The double event, hosted by the YM-YWHA of Union County, was cosponsored by the Jewish Federation of Central New Jersey with funding from Sam and Gladys Halpern and Clara Kramer. It drew in one of the largest crowds ever, according to the organizers — well over 200 people.
Israeli emissary Natalie Elgrabli and Adina Abramov, the federation’s marketing and communications director, joined forces with the Y leadership to shape the program.
It opened with personal reminders both of the price paid for Israel’s survival, and the ongoing strength of its military.
Elgrabli described her service as an army reservist with the Israel Defense Forces. She was assigned to go to the homes of soldiers’ families to break bad news — of an abduction, a serious injury, or a death.

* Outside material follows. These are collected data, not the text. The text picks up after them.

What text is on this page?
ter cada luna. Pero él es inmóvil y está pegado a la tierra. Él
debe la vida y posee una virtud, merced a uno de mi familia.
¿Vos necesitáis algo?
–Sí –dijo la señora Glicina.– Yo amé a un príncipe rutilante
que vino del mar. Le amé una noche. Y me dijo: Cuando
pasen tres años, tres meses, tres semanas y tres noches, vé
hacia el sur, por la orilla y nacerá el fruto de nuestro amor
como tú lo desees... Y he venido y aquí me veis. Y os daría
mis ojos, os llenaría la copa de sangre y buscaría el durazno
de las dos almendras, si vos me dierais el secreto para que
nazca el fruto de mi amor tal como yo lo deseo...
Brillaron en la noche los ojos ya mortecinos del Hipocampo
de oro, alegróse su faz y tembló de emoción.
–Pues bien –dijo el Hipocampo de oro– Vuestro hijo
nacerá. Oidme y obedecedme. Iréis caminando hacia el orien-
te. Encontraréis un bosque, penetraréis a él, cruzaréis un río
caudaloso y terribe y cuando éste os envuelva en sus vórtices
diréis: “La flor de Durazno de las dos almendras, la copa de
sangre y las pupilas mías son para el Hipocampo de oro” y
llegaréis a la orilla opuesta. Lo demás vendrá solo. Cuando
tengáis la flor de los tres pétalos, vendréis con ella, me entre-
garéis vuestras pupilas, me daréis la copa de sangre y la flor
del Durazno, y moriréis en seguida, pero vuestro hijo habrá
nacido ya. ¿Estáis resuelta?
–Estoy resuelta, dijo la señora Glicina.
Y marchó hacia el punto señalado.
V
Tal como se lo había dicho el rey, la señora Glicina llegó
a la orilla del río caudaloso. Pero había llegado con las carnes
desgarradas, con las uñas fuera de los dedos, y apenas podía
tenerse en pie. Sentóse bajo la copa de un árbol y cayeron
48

“The position is voluntary,” she said. “It can’t be done any other way.” What you tell the families, she said, changes their lives, creating an irrevocable “before and after.”
Cantor Ira Heller sang “El Maleh Rachamim,” and Marvin Rosensweig, whose son Michael is serving in the IDF’s Golani Brigade, recited the Prayer for the Welfare of Soldiers, accompanied by other members of the community who have or have had relatives in the forces.
Another IDF veteran, Ari Lowell of Hillside, and Rosensweig both spoke of the familial warmth and support Israelis give those in the army. “I was struck by just how much the Israeli army has a Jewish soul,” Lowell said.
Then the atmosphere turned festive. The JEC Yeshiva choir, led by Chana Solomon, sang a trio of songs that were Israel’s entries in the Eurovision Song Contest. And when they fired up the colorful laser show by Olam DJ’s Uri Abramov and Shai BenBaruch, the young — and the not-so-young — celebrants danced till way past the usual school-night time.
To get a taste of being in service to Israel, kids had the opportunity to pose for photographs wearing an IDF uniform. Zachary Lemberg, 11, of Westfield was the first one up, with shoulders squared. Deena Aflalo, 10, of Elizabeth, tried next — but she said she didn’t really know whether she wanted to join the army for real.
Abramov said, “By having the Yom Hazikaron ceremony precede the Yom Ha’atzmaut celebration for the first time, we were able to engage school-age children in the lessons of remembrance. It was impressive how attentively they sat during the speeches, multimedia, and even prayers on behalf of the IDF soldiers.
“It was a great opportunity for education, not just celebration, and that was most gratifying.”